Perpetual seasoning of cast iron will keep everything in check. Seasoning cast iron means that oil has been baked into the pan, creating a surface that food will easily slide out of. As cast iron gets used over time, seasoning creates a darker surface that becomes effortless for cooking and cleaning.
If seasoning cast iron at home, use an oil with a high smoke point to coat the pan. Put a baking sheet or another dish larger than the pan on the rack below it in the oven. Then, take the cast iron, turn it over on the rack, and bake it in the oven for one hour. Cast iron holds up to heat, so it has a significant range. Heat to at least 350 degrees, but up to 500 degrees for seasoning. Once the hour is over, turn the oven off and allow the cast iron to cool on its own before removing it. Over time, this process creates an easier work surface. For more information on how often to season cast iron, click here.
What oil is best for seasoning?
The best oil for seasoning needs a high smoke point. While multiple types of oil can work, some of the best include avocado, canola, or vegetable. Olive oil is a great oil to use on food, but unless it is the light or refined kind, its smoke point is comparatively low. Avocado oil's smoke point is around 520, the highest. Canola and vegetable oil have smoke points around 425-450 degrees.
What should you not cook in cast iron?
Cast iron properly seasoned over time works wonders with any recipe. If the cast iron is new or newly seasoned, consider avoiding or reducing the number of acidic foods that may make it difficult to retain that shiny, smooth cast iron surface. Acidic foods are things like tomatoes, citrus, or vinegar.

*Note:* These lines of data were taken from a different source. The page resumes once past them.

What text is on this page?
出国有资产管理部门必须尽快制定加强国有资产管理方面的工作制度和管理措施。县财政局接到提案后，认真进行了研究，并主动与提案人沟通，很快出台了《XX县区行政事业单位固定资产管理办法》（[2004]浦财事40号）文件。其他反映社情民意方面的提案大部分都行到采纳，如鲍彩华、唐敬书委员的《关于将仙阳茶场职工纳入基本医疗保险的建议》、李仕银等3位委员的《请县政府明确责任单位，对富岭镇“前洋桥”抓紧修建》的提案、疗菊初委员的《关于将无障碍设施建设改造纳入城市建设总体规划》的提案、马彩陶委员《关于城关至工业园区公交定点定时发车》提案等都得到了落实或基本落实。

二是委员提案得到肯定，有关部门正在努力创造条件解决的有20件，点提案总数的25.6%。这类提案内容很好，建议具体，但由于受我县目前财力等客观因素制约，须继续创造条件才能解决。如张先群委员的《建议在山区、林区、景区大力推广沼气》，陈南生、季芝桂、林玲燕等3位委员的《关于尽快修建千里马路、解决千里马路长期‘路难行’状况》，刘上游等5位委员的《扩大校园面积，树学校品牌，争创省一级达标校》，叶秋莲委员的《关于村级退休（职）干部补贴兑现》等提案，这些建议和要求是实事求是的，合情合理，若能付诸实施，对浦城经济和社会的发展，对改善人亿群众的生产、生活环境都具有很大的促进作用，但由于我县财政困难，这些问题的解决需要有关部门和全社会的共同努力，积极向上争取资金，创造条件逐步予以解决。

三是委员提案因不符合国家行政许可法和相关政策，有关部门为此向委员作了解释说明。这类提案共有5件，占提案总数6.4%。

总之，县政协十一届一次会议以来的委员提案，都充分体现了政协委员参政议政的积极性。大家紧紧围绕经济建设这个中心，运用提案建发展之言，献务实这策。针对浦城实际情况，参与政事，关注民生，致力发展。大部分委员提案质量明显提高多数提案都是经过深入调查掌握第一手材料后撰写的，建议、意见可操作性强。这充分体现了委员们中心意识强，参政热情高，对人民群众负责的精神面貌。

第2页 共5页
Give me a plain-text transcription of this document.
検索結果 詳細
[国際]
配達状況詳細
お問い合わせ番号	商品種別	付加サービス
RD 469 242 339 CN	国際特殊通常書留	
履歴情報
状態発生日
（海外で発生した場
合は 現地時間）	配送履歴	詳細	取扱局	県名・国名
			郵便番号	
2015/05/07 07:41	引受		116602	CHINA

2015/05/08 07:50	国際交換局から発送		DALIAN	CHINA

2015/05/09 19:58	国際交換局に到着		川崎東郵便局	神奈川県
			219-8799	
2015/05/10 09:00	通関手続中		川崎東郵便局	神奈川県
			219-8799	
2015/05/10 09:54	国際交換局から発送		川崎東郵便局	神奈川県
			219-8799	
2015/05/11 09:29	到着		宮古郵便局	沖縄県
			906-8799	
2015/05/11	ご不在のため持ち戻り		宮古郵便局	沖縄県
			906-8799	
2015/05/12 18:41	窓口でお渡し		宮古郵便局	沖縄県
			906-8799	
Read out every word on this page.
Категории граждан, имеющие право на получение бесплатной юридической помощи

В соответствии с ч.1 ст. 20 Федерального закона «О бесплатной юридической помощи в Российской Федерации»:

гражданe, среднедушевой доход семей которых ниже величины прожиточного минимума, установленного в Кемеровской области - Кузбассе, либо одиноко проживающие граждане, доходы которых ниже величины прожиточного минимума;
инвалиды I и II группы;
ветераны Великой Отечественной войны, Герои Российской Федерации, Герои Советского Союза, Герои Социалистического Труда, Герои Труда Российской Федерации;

If the cast iron recently came home from the store, or it hasn't been seasoned multiple times, consider waiting to cook eggs or fish. Cast iron pans do great with these types of foods, but not until after some seasoning has taken place.
Choosing a cooking oil based on smoke point and flavor will enhance any meal made in a cast-iron pan. You'll have easy clean-up using cast iron. Keeping the pan well seasoned will ensure a non-stick surface for your stovetop and baking needs.